ICO sanziona una farmacia per l’archiviazione imprudente dei dati dei clienti

Il Garante Privacy inglese (l’”ICO”) ha multato Doorstep Dispensaree Ltd. (“Doorstep”), una farmacia con sede a Londra, con una sanzione di 275 mila Sterline per non aver garantito la sicurezza di categorie particolari di dati e per non aver informato adeguatamente i soggetti interessati.

In particolare, sono stati violati rispettivamente i seguenti articoli del Regolamento UE 679/ 2016 (“GDPR“):

  • artt. 5.1 (f), 24 (1), 32 del GDPR, in quanto Doorstep non ha attuato le misure organizzative adeguate per garantire la sicurezza dei dati personali da essa trattati;
  • artt. 13 e 14 del GDPR, in quanto Doorstep non ha fornito ai soggetti interessati tutte le informazioni ivi richieste (es. non sono indicate le basi giuridiche del trattamento, le categorie di dati personali trattati, i destinatari degli stessi).

Si tratta della prima sanzione amministrativa emessa dall’ICO ai sensi del GDPR, entrato in vigore il 25 maggio 2018.

Doorstep , farmacia che fornisce medicinali ai clienti e alle case di cura, ha lasciato circa 500.000 documenti in contenitori sul retro della sua sede in Edgware senza alcuna misura di sicurezza. I documenti includevano nomi, indirizzi, date di nascita, informazioni mediche e prescrizioni appartenenti a un numero indefinito di persone.

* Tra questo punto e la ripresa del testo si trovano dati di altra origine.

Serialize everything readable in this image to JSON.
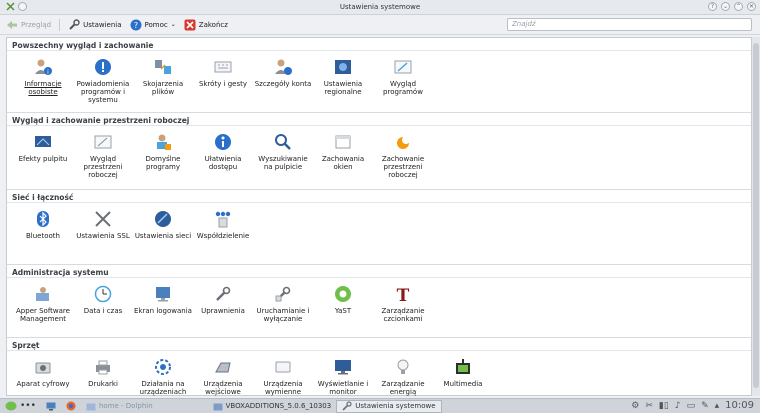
{
  "window": {
    "title": "Ustawienia systemowe"
  },
  "toolbar": {
    "back_label": "Przegląd",
    "settings_label": "Ustawienia",
    "help_label": "Pomoc",
    "quit_label": "Zakończ",
    "search_placeholder": "Znajdź"
  },
  "sections": [
    {
      "title": "Powszechny wygląd i zachowanie",
      "items": [
        "Informacje osobiste",
        "Powiadomienia programów i systemu",
        "Skojarzenia plików",
        "Skróty i gesty",
        "Szczegóły konta",
        "Ustawienia regionalne",
        "Wygląd programów"
      ]
    },
    {
      "title": "Wygląd i zachowanie przestrzeni roboczej",
      "items": [
        "Efekty pulpitu",
        "Wygląd przestrzeni roboczej",
        "Domyślne programy",
        "Ułatwienia dostępu",
        "Wyszukiwanie na pulpicie",
        "Zachowania okien",
        "Zachowanie przestrzeni roboczej"
      ]
    },
    {
      "title": "Sieć i łączność",
      "items": [
        "Bluetooth",
        "Ustawienia SSL",
        "Ustawienia sieci",
        "Współdzielenie"
      ]
    },
    {
      "title": "Administracja systemu",
      "items": [
        "Apper Software Management",
        "Data i czas",
        "Ekran logowania",
        "Uprawnienia",
        "Uruchamianie i wyłączanie",
        "YaST",
        "Zarządzanie czcionkami"
      ]
    },
    {
      "title": "Sprzęt",
      "items": [
        "Aparat cyfrowy",
        "Drukarki",
        "Działania na urządzeniach",
        "Urządzenia wejściowe",
        "Urządzenia wymienne",
        "Wyświetlanie i monitor",
        "Zarządzanie energią",
        "Multimedia"
      ]
    }
  ],
  "taskbar": {
    "task1": "home - Dolphin",
    "task2": "VBOXADDITIONS_5.0.6_10303",
    "task3": "Ustawienia systemowe",
    "clock": "10:09"
  },
  "colors": {
    "accent": "#2a6fc9",
    "link": "#222222"
  }
}
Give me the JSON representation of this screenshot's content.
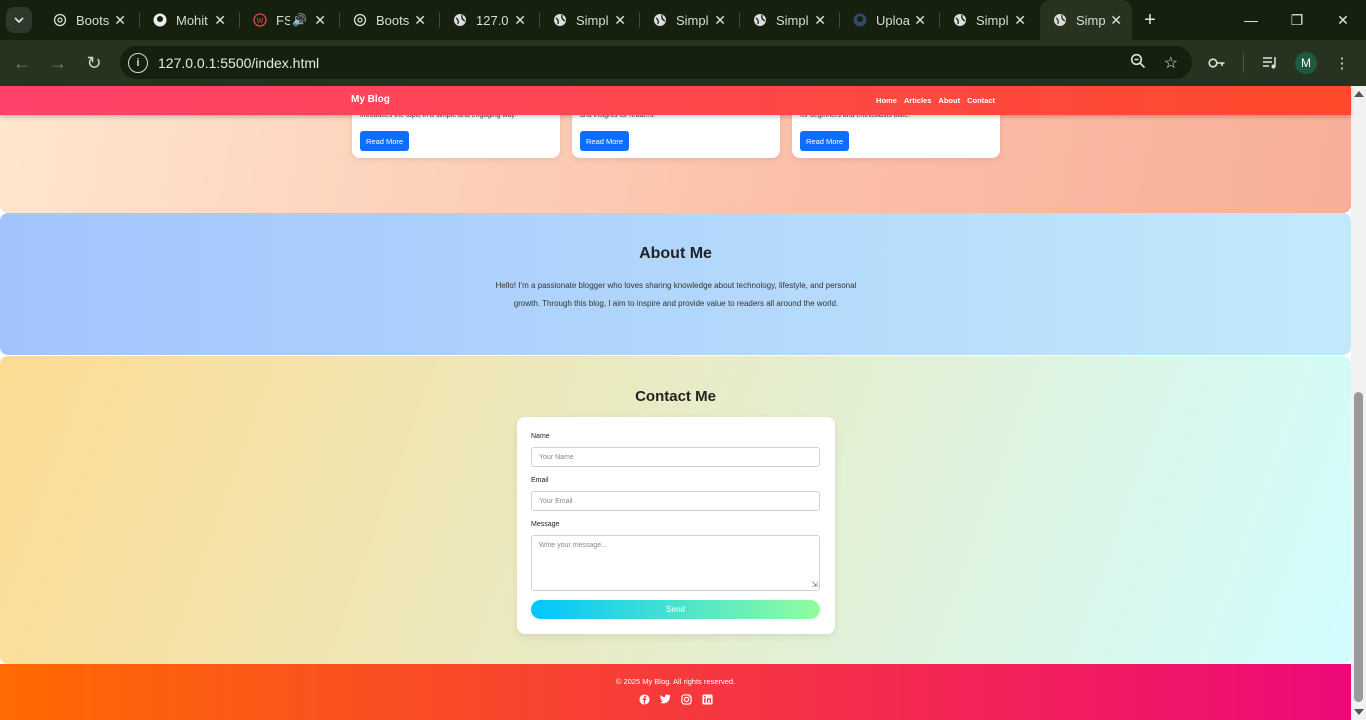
{
  "browser": {
    "tabs": [
      {
        "title": "Boots",
        "icon": "chatgpt-icon"
      },
      {
        "title": "Mohit",
        "icon": "github-icon"
      },
      {
        "title": "FS",
        "icon": "w-icon",
        "audio": true
      },
      {
        "title": "Boots",
        "icon": "chatgpt-icon"
      },
      {
        "title": "127.0",
        "icon": "globe-icon"
      },
      {
        "title": "Simpl",
        "icon": "globe-icon"
      },
      {
        "title": "Simpl",
        "icon": "globe-icon"
      },
      {
        "title": "Simpl",
        "icon": "globe-icon"
      },
      {
        "title": "Uploa",
        "icon": "github-icon"
      },
      {
        "title": "Simpl",
        "icon": "globe-icon"
      },
      {
        "title": "Simpl",
        "icon": "globe-icon",
        "active": true
      }
    ],
    "url": "127.0.0.1:5500/index.html",
    "profile_initial": "M"
  },
  "site": {
    "brand": "My Blog",
    "nav": [
      "Home",
      "Articles",
      "About",
      "Contact"
    ]
  },
  "articles": {
    "cards": [
      {
        "desc": "introduces the topic in a simple and engaging way.",
        "button": "Read More"
      },
      {
        "desc": "and insights for readers.",
        "button": "Read More"
      },
      {
        "desc": "for beginners and enthusiasts alike.",
        "button": "Read More"
      }
    ]
  },
  "about": {
    "title": "About Me",
    "text": "Hello! I'm a passionate blogger who loves sharing knowledge about technology, lifestyle, and personal growth. Through this blog, I aim to inspire and provide value to readers all around the world."
  },
  "contact": {
    "title": "Contact Me",
    "name_label": "Name",
    "name_placeholder": "Your Name",
    "email_label": "Email",
    "email_placeholder": "Your Email",
    "message_label": "Message",
    "message_placeholder": "Write your message...",
    "send_label": "Send"
  },
  "footer": {
    "copyright": "© 2025 My Blog. All rights reserved.",
    "socials": [
      "facebook-icon",
      "twitter-icon",
      "instagram-icon",
      "linkedin-icon"
    ]
  },
  "colors": {
    "nav_gradient": [
      "#ff416c",
      "#ff4b2b"
    ],
    "button_primary": "#0d6efd",
    "footer_gradient": [
      "#ff6a00",
      "#ee0979"
    ]
  }
}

I documenti, alcuni dei quali non erano stati adeguatamente protetti dalle intemperie e quindi danneggiati dall’acqua, sono stati datati tra il giugno 2016 e il giugno 2018. Il mancato trattamento dei dati in modo da garantire un’adeguata sicurezza contro il trattamento non autorizzato o illecito e la perdita, la distruzione o il danneggiamento accidentale dei dati costituisce una violazione del GDPR.

L’ICO ha avviato un’indagine su Doorstep dopo essere stato avvisato dei documenti archiviati in modo non sicuro dall’Agenzia di regolamentazione dei medicinali e dei prodotti sanitari, che stava svolgendo una propria indagine separata nella farmacia.

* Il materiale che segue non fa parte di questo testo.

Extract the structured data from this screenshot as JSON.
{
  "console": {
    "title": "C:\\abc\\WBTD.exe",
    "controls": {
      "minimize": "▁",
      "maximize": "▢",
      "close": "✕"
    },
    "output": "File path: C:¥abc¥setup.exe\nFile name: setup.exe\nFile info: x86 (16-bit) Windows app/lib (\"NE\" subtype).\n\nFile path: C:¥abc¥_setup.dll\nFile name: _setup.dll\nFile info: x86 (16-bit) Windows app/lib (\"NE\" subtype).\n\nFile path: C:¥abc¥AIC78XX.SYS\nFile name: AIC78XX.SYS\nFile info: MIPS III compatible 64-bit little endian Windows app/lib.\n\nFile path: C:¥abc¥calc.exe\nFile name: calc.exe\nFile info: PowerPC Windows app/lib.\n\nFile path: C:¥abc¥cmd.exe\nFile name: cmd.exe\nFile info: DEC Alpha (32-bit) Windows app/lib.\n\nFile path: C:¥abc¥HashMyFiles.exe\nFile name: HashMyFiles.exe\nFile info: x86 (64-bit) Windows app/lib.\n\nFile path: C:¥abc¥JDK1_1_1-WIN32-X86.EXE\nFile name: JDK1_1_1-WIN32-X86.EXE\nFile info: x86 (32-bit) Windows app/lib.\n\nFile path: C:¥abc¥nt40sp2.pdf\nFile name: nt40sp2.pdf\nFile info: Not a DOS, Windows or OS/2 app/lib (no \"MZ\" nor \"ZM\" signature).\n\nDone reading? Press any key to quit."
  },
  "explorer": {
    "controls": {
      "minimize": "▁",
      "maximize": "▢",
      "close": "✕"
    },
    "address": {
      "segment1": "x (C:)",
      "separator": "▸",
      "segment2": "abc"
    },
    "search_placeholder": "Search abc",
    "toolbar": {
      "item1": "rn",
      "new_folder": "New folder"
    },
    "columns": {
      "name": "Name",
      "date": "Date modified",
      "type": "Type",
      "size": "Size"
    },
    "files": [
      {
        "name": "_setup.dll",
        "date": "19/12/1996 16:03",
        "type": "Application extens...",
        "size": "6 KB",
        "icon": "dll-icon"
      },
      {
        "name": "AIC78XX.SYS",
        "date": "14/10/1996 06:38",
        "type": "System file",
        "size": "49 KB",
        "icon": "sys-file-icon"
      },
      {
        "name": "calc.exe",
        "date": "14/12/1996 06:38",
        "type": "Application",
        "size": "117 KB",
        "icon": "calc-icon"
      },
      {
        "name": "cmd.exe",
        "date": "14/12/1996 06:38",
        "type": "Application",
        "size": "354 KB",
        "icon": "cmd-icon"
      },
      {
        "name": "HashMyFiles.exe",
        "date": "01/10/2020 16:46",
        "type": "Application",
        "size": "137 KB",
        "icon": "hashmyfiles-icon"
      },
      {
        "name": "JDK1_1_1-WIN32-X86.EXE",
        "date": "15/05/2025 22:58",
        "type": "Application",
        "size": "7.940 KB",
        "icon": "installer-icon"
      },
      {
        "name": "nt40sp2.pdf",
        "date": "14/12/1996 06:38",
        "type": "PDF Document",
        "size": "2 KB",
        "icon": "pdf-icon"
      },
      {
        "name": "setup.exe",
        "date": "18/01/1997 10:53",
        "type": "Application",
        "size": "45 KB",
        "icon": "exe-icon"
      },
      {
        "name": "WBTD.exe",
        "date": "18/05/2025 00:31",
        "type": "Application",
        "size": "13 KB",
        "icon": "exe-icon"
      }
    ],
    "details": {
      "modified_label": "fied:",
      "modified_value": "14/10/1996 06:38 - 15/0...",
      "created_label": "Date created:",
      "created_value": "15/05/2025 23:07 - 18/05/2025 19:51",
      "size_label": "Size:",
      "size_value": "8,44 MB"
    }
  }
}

Steve Eckersley, direttore delle indagini presso l’ICO ha dichiarato che: “il modus operandi di Doorstep è stato imprudente, in quanto ha archiviato categorie particolari di dati senza proteggerli da danni o perdite accidentali. Questo non è all’altezza di ciò che la normativa applicabile prescrive e non è all’altezza di ciò che la gente si aspetta.”

Nell’irrogare la sanzione, l’ICO ha preso in considerazione la violazione solo a partire dal 25 maggio 2018, data di entrata in vigore del GDPR.

Doorstep dovrà pagare la sanzione entro il 17 febbraio 2020 e migliorare le proprie pratiche di protezione dei dati personali entro tre mesi. In caso contrario, potrebbero essere necessari ulteriori provvedimenti esecutivi.